Le photographe Daniel Berehulak et les journalistes du New York Times ont été les premiers à découvrir puis à documenter les massacres des civiles de Boutcha. Pour attester de ce qui s’est fait durant les deux semaines d’occupation de cette petite ville proche de Kiev par les troupes russes. A Marioupol, Evgeniy Maloletka (Associated Press) ont vécu sous les bombes russes jusqu’à l’évacuation finale.
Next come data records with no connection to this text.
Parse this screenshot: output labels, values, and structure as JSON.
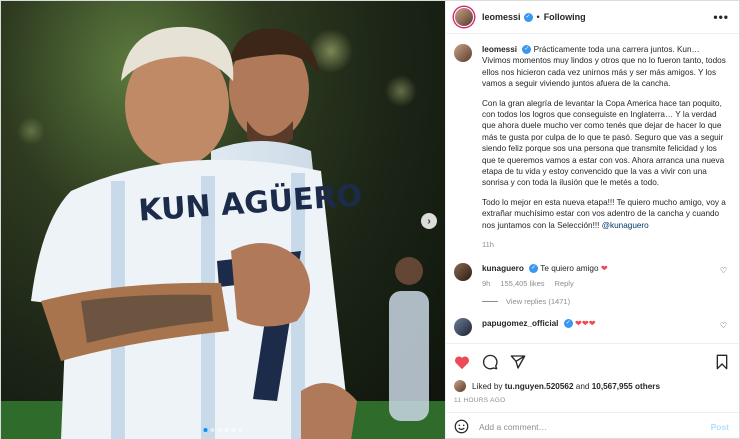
{
  "post": {
    "author": "leomessi",
    "follow_status": "Following",
    "more_icon": "more-horizontal-icon",
    "jersey_text": "KUN AGÜERO",
    "caption": {
      "p1": "Prácticamente toda una carrera juntos. Kun… Vivimos momentos muy lindos y otros que no lo fueron tanto, todos ellos nos hicieron cada vez unirnos más y ser más amigos. Y los vamos a seguir viviendo juntos afuera de la cancha.",
      "p2": "Con la gran alegría de levantar la Copa America hace tan poquito, con todos los logros que conseguiste en Inglaterra… Y la verdad que ahora duele mucho ver como tenés que dejar de hacer lo que más te gusta por culpa de lo que te pasó. Seguro que vas a seguir siendo feliz porque sos una persona que transmite felicidad y los que te queremos vamos a estar con vos. Ahora arranca una nueva etapa de tu vida y estoy convencido que la vas a vivir con una sonrisa y con toda la ilusión que le metés a todo.",
      "p3": "Todo lo mejor en esta nueva etapa!!! Te quiero mucho amigo, voy a extrañar muchísimo estar con vos adentro de la cancha y cuando nos juntamos con la Selección!!! ",
      "mention": "@kunaguero",
      "time": "11h"
    },
    "comments": [
      {
        "user": "kunaguero",
        "text": "Te quiero amigo",
        "emoji": "❤",
        "time": "9h",
        "likes": "155,405 likes",
        "reply": "Reply",
        "view_replies": "View replies (1471)"
      },
      {
        "user": "papugomez_official",
        "emoji": "❤❤❤"
      }
    ],
    "likes": {
      "prefix": "Liked by ",
      "user": "tu.nguyen.520562",
      "middle": " and ",
      "others": "10,567,955 others"
    },
    "time_ago": "11 HOURS AGO",
    "add_comment": {
      "placeholder": "Add a comment…",
      "post_label": "Post"
    },
    "carousel": {
      "dot_count": 6,
      "active_index": 0
    },
    "colors": {
      "verified": "#3897f0",
      "liked_heart": "#ed4956",
      "post_button_disabled": "#b2dffc",
      "mention": "#00376b"
    }
  }
}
S’il peut encore exister un doute dans l’esprit de Ségolène Royal sur la réalité des atrocités de guerre perpétrées en Ukraine par les soldats russes, il lui faut alors se déplacer en urgence jusqu’à Perpignan. Les images réelles des horreurs réelles y sont affichées dans les galeries de Visa pour l’Image, le festival du photoreportage. Pour voir et comprendre. Il lui faut se rendre dans la magnifique chapelle du Tiers-Ordre, là où sont accrochées les photos du photographe australien d’origine ukrainienne Daniel Berehulak, en mission pour le New York Times à partir du 29 mars à Irpin puis à Boutcha. La candidate malheureuse aux élections présidentielles de 2007 disposera alors des noms et d’adresses de victimes bien réelles de la barbarie, dont elle disait que de tels détails n’existaient pas, pour appuyer sa très personnelle prise de position sur l’Ukraine. Au besoin, elle peut valablement rencontrer Daniel Berehulak lui-même, qui a longuement commenté sa mission conduite à partir du 29 mars. « Nous sommes allés à la rencontre avec l’armée ukrainienne. Nous avons passé une première journée ensemble pour faire connaissance et puis, le lendemain à sept heures du matin, nous sommes partis avec un groupe de seize soldats, destination Irpin, puis Boutcha » raconte le photographe dont les parents ont fui l’Ukraine après la seconde guerre mondiale alors que ses grands-parents ont survécu à une déportation en Sibérie et à la famine artificielle organisée en Ukraine. « Lorsque nous sommes arrivés à Boutcha, les soldats russes venaient de quitter le village qu’ils avaient occupé pendant quinze jours. Les habitants n’avaient plus de vivres, plus d’électricité, ni de chauffage. Les soldats ukrainiens ont procédé à une distribution de pain. Puis un homme m’a tiré par l’épaule en me faisant signe de le suivre. Il nous a conduits dans une cave où nous avons découvert les corps d’un homme et d’une femme, sous une couverture, tués par balles. Nous pensions qu’il s’agissait d’un acte isolé » témoigne le reporter prix Pulitzer 2017.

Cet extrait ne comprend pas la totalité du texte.